I forced down a gristly meal of Godsmack and Mudvayne in the last "Who Charted," so I'm gonna reward myself with something a little more palatable this month. In the immortal words of O.D.B., "Rappenin' is what's happenin'." Let's check out Billboard's Rap Songs chart:
1. DRAKE, "OVER" | I can get over his C-minus rapping and his little doofus cartoon-lizard voice. I can even give him a pass for his weird habit of citing all his pop-culture references like a research essay: "Bout to set it off (Jada Pinkett)"; "Everything is kosher, two thumbs up (Ebert and Roeper)." But there's one thing I can't forgive, Drake — your chorus: "Woof!" (Home Alone). I know you're new to the music thing, but here's how it is: what you've got are some notes — thanks to Auto-Tune — but what you're looking for is a tune. You can't just splatter them around willy-nilly and expect a melody to happen. You did a track with Mary J. Blige once, right? Call her and ask how it works. Oh, and there's also a thing called making your lines scan, but that's some high-level poetic shit that you'll hear about when you're older.
2. B.O.B FEAT. BRUNO MARS, "NOTHIN' ON YOU" | When last I visited this track, it was topping the Heatseekers chart. "Dude's going to be famous as hell," I estimated, and a few months later, he topped the Hot 100. I'm not gloating about being prescient, because any critic could have seen that coming. It would take a completely tin-eared dude with no concept of tunecraft to miss that call — and, fortunately, those people are too busy being Drake to do any criticism.
3. B.O.B. FEAT. HALEY WILLIAMS, "AIRPLANES" | More great rappenin' on this one, but its downfall is a maudlin chorus sung by the woman from Paramore. Skip the weepy-singy bits and you'll be fine. For the best experience, seek out "Airplanes Pt. II," which features one of the best Eminem verses in ages. (But skip the chorus on that one, too.)

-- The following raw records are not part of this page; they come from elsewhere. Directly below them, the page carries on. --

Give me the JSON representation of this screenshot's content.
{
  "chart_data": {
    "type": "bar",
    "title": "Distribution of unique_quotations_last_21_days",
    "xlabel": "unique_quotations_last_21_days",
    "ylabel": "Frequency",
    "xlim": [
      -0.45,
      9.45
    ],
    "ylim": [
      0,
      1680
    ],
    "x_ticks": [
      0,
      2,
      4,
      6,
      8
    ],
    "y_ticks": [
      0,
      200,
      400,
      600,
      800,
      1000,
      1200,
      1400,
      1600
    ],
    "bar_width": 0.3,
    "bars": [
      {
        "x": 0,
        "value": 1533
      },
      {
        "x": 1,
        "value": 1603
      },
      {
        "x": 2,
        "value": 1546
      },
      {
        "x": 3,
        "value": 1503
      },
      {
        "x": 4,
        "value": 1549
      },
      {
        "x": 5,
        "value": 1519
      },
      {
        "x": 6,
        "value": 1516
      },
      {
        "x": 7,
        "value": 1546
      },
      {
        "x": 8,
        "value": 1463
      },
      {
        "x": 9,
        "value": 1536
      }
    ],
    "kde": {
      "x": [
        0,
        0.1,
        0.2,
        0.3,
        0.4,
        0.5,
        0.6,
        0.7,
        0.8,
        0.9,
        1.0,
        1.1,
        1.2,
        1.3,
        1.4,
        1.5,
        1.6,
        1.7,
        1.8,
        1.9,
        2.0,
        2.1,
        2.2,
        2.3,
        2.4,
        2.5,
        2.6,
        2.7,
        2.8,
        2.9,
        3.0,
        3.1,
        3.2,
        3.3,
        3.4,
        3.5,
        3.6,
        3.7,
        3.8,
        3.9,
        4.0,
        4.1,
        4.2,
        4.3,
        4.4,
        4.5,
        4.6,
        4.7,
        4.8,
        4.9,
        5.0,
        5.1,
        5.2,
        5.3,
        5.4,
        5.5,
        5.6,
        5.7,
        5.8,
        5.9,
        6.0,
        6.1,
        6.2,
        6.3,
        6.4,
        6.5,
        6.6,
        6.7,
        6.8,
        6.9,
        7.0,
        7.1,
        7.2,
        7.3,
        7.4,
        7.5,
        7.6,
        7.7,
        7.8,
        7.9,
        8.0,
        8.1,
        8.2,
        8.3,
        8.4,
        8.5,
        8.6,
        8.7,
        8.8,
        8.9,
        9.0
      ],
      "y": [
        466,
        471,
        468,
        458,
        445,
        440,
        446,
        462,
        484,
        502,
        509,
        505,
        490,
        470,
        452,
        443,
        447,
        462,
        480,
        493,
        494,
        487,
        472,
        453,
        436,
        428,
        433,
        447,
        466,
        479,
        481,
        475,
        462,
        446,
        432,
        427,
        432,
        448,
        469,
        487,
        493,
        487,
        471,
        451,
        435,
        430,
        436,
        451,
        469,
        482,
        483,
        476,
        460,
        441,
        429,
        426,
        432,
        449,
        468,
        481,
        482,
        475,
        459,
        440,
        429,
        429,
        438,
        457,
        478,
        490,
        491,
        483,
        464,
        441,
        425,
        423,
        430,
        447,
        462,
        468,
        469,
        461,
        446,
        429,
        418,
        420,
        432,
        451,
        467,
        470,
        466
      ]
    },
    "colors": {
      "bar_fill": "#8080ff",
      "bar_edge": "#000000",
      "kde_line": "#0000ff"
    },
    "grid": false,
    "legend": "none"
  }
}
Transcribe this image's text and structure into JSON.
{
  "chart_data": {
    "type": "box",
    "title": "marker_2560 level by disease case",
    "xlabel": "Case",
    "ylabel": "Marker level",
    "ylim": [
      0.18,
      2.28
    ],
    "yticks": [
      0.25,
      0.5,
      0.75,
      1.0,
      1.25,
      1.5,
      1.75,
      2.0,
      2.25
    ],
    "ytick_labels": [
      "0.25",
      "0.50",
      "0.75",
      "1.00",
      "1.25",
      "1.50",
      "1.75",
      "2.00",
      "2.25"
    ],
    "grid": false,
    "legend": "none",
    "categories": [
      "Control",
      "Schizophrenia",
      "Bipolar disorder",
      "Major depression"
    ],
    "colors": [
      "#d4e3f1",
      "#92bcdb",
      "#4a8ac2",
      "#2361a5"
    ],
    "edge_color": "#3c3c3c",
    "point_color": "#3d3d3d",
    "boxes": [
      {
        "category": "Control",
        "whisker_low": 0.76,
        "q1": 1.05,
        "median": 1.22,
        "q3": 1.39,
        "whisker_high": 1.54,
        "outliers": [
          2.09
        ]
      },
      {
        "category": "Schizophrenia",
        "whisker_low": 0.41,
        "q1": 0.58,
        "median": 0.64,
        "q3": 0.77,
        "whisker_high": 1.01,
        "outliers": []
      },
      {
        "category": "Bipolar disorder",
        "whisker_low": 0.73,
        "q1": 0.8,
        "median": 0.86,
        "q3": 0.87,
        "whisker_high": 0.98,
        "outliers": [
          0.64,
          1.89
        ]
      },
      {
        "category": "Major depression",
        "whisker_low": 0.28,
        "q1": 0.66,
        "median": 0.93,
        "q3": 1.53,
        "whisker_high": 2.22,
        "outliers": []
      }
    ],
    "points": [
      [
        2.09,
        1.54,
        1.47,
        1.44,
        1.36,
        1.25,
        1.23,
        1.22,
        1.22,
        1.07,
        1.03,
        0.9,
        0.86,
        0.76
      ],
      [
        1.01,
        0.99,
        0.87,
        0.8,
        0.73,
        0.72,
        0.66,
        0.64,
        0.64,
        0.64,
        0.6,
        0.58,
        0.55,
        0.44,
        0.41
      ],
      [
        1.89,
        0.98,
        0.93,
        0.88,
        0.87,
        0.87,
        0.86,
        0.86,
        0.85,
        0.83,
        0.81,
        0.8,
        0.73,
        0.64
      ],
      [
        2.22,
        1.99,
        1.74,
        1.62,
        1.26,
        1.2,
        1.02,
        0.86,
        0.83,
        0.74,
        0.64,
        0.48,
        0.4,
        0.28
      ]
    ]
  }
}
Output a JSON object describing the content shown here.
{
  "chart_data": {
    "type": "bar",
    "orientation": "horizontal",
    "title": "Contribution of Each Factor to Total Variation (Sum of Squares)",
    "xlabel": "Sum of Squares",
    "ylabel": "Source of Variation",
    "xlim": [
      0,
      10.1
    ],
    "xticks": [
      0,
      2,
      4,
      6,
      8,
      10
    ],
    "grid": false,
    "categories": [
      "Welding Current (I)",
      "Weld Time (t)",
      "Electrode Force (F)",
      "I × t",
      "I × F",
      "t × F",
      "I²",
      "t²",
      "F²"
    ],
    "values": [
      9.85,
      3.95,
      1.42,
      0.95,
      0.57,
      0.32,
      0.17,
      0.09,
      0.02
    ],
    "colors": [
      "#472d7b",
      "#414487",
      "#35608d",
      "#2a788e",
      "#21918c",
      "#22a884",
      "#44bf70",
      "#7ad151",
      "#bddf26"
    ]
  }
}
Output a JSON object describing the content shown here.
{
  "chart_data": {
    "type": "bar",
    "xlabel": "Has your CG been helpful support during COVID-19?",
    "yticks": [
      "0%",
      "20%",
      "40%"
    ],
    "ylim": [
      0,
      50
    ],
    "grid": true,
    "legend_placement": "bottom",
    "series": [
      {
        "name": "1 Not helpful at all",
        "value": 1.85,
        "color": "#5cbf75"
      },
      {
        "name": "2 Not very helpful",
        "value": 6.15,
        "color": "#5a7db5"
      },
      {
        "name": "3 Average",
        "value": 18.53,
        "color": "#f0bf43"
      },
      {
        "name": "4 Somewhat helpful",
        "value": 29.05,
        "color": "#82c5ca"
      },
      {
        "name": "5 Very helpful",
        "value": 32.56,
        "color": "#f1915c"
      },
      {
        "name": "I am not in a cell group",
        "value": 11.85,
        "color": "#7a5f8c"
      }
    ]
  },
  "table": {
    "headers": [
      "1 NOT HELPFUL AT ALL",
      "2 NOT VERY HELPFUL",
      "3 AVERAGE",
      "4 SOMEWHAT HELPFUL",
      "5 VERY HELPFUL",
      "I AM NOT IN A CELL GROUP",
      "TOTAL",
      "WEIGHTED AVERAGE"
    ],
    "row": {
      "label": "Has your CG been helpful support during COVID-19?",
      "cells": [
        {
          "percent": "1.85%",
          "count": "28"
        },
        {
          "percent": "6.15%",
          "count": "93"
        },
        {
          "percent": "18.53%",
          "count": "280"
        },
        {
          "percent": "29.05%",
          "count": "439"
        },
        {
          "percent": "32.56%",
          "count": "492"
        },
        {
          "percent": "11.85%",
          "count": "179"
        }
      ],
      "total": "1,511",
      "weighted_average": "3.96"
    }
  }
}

4. LUDACRIS FEAT. NICKI MINAJ, "MY CHICK BAD" | After her insufferable fake-ditzy act in "Bed Rock," I was ready to write a plug-in for iTunes that detects and skips Nicki Minaj verses. To judge by this track, it may not be necessary. She doesn't knock it out of the park, but she holds her own next to Luda — which is no small feat. This just confirms my theory that Ludacris is a positive influence on young women's lives.
5. YOUNG JEEZY FEAT. PLIES, "LOSE MY MIND" | I was looking forward to some Jeezy because I thought it was finally time for something a little gullier, but nope — it's a dumb-shit club anthem. Doesn't play to Jeezy's strengths . . . and as for Plies, did I just hear him brag about paying for sex?
6. DJ KHALED FEAT. T-PAIN, LUDACRIS, SNOOP DOGG & RICK ROSS, "ALL I DO IS WIN" | Okay, so Luda, Snoop, and Ross do the rapping, T-Pain sings the hook, DJ Nasty & LVM did the beat . . . is it a dumb question to ask what the hell Khaled did on this track? Is getting those dudes in a room together a feat all by itself, or is he credited as the main artist because he's so good at yelling his own name at the beginning?